In being full of the eggplant-shape bottle of nitrogen, add vitamin C, potassium carbonate and dimethyl sulfoxide, stirring at room makes dissolving, adds behind the bromobenzyl stirring at room 4-5 hour.The mol ratio of vitamin C, potassium carbonate and bromobenzyl is 1:3.2:2.2.Use ethyl acetate extraction behind the reactant liquor thin up.Ethyl acetate layer is through anhydrous sodium sulfate drying, and decompression volatilizes revolves, and gets the glutinous thick liquid of pale brown color.Through silica gel column chromatography (ethyl acetate-petroleum ether, volume ratio 1:1) separate faint yellow oily thing, be the vitamin C of 2,3 benzyl protections through detecting, synthetic route is as shown in Figure 1.

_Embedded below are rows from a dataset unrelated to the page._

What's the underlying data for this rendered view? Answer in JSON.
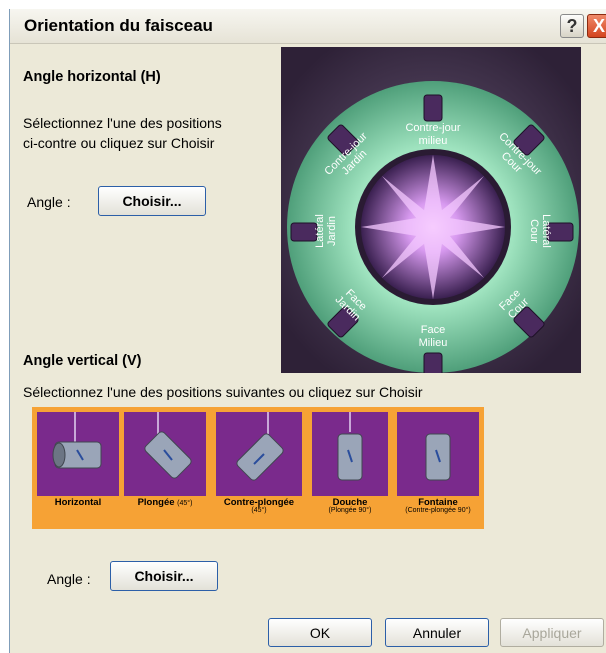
{
  "dialog": {
    "title": "Orientation du faisceau",
    "help_label": "?",
    "close_label": "X"
  },
  "horizontal": {
    "heading": "Angle horizontal (H)",
    "instructions_line1": "Sélectionnez l'une des positions",
    "instructions_line2": "ci-contre ou cliquez sur Choisir",
    "angle_label": "Angle :",
    "choose_label": "Choisir...",
    "positions": {
      "contre_jour_milieu": [
        "Contre-jour",
        "milieu"
      ],
      "contre_jour_cour": [
        "Contre-jour",
        "Cour"
      ],
      "contre_jour_jardin": [
        "Contre-jour",
        "Jardin"
      ],
      "lateral_jardin": [
        "Latéral",
        "Jardin"
      ],
      "lateral_cour": [
        "Latéral",
        "Cour"
      ],
      "face_jardin": [
        "Face",
        "Jardin"
      ],
      "face_cour": [
        "Face",
        "Cour"
      ],
      "face_milieu": [
        "Face",
        "Milieu"
      ]
    }
  },
  "vertical": {
    "heading": "Angle vertical (V)",
    "instructions": "Sélectionnez l'une des positions suivantes ou cliquez sur Choisir",
    "angle_label": "Angle :",
    "choose_label": "Choisir...",
    "positions": [
      {
        "label": "Horizontal",
        "sub": "",
        "note": ""
      },
      {
        "label": "Plongée",
        "sub": "(45°)",
        "note": ""
      },
      {
        "label": "Contre-plongée",
        "sub": "",
        "note": "(45°)"
      },
      {
        "label": "Douche",
        "sub": "",
        "note": "(Plongée 90°)"
      },
      {
        "label": "Fontaine",
        "sub": "",
        "note": "(Contre-plongée 90°)"
      }
    ]
  },
  "footer": {
    "ok_label": "OK",
    "cancel_label": "Annuler",
    "apply_label": "Appliquer"
  },
  "colors": {
    "accent_green": "#6fbf96",
    "center_purple": "#b77ee0",
    "strip_orange": "#f6a235",
    "cell_purple": "#7a2a8c"
  }
}
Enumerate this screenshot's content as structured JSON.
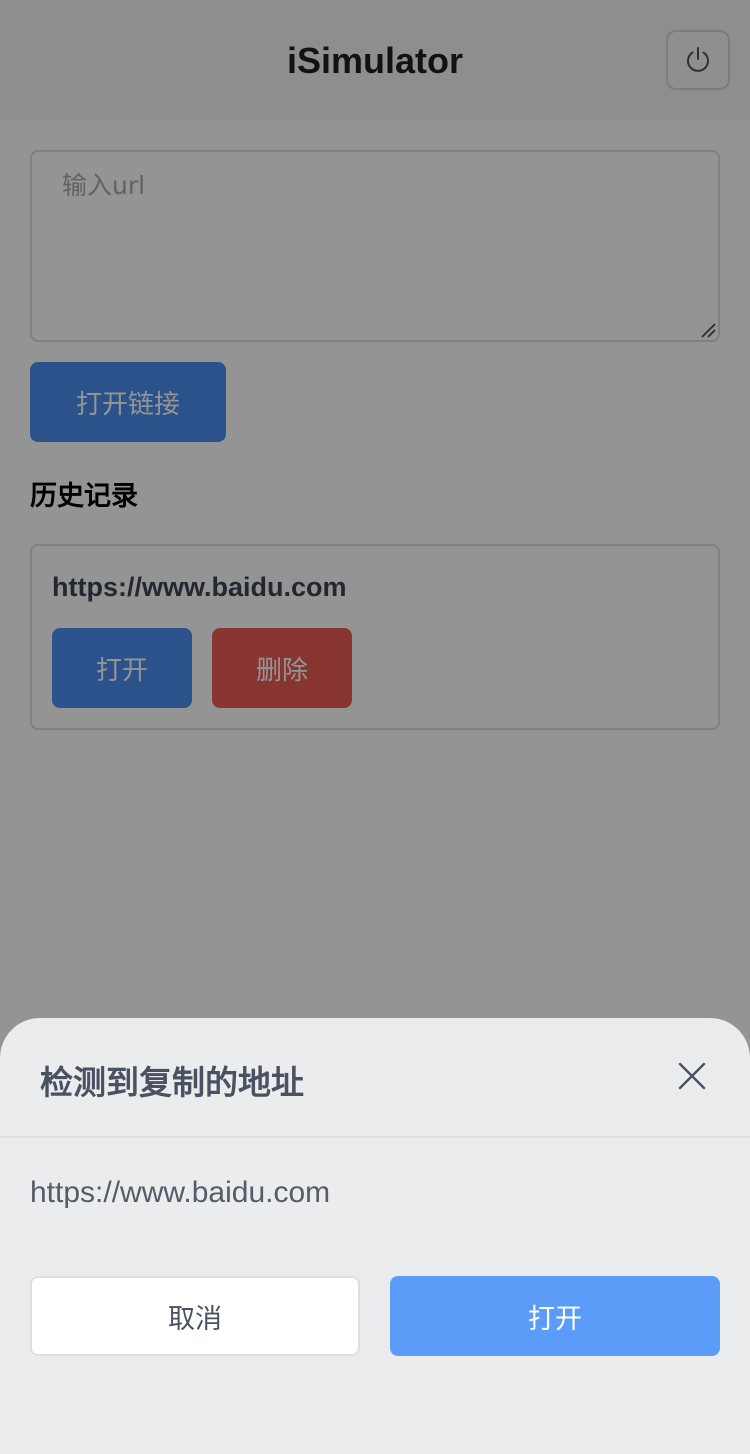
{
  "header": {
    "title": "iSimulator",
    "power_icon": "power-icon"
  },
  "url_input": {
    "placeholder": "输入url",
    "value": ""
  },
  "open_link_label": "打开链接",
  "history": {
    "heading": "历史记录",
    "items": [
      {
        "url": "https://www.baidu.com",
        "open_label": "打开",
        "delete_label": "删除"
      }
    ]
  },
  "sheet": {
    "title": "检测到复制的地址",
    "close_icon": "close-icon",
    "url": "https://www.baidu.com",
    "cancel_label": "取消",
    "confirm_label": "打开"
  },
  "colors": {
    "primary": "#4a8df0",
    "danger": "#ea5c57",
    "sheet_confirm": "#5b9cf8",
    "sheet_background": "#ebecee"
  }
}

2. 6 bit esterified reactions.
Take by weighing the vitamin C of ibuprofen and 2,3 benzyl protections respectively, add the anhydrous methylene chloride stirring and make dissolving, add 4-dimethylamino naphthyridine (DMAP) and 1-ethyl-3-(3-dimethylamine propyl) carbodiimide hydrochloride (EDCI), reacted 6 hours.2, the mol ratio of the vitamin C of 3 benzyl protections, ibuprofen and EDCI is 1:1.3:1.Washing, decompress filter, filtrating use ethyl acetate extraction, ethyl acetate layer is through anhydrous sodium sulfate drying, reduce pressure volatilize yellow oil.Through silica gel column chromatography (ethyl acetate-petroleum ether, volume ratio 1:6) separate faint yellow oily thing, i.e. vitamin C-the ibuprofen ester of 2,3 benzyl protections, synthetic route is as shown in Figure 1.
3. debenzylation.
Get the vitamin C-ibuprofen ester of 2,3 benzyl protections, add in three mouthfuls of round-bottomed flasks, add dissolve with methanol, gradation adds 5% palladium charcoal rapidly, through three-way valve with the air in the hydrogen exchange device.Reacted 24 hours, decompress filter, filtrate decompression concentrate white solid.Through silica gel column chromatography (ethyl acetate-petroleum ether, volume ratio 1:2) separate light yellow solid, i.e. vitamin C-ibuprofen ester, synthetic route is as shown in Figure 1.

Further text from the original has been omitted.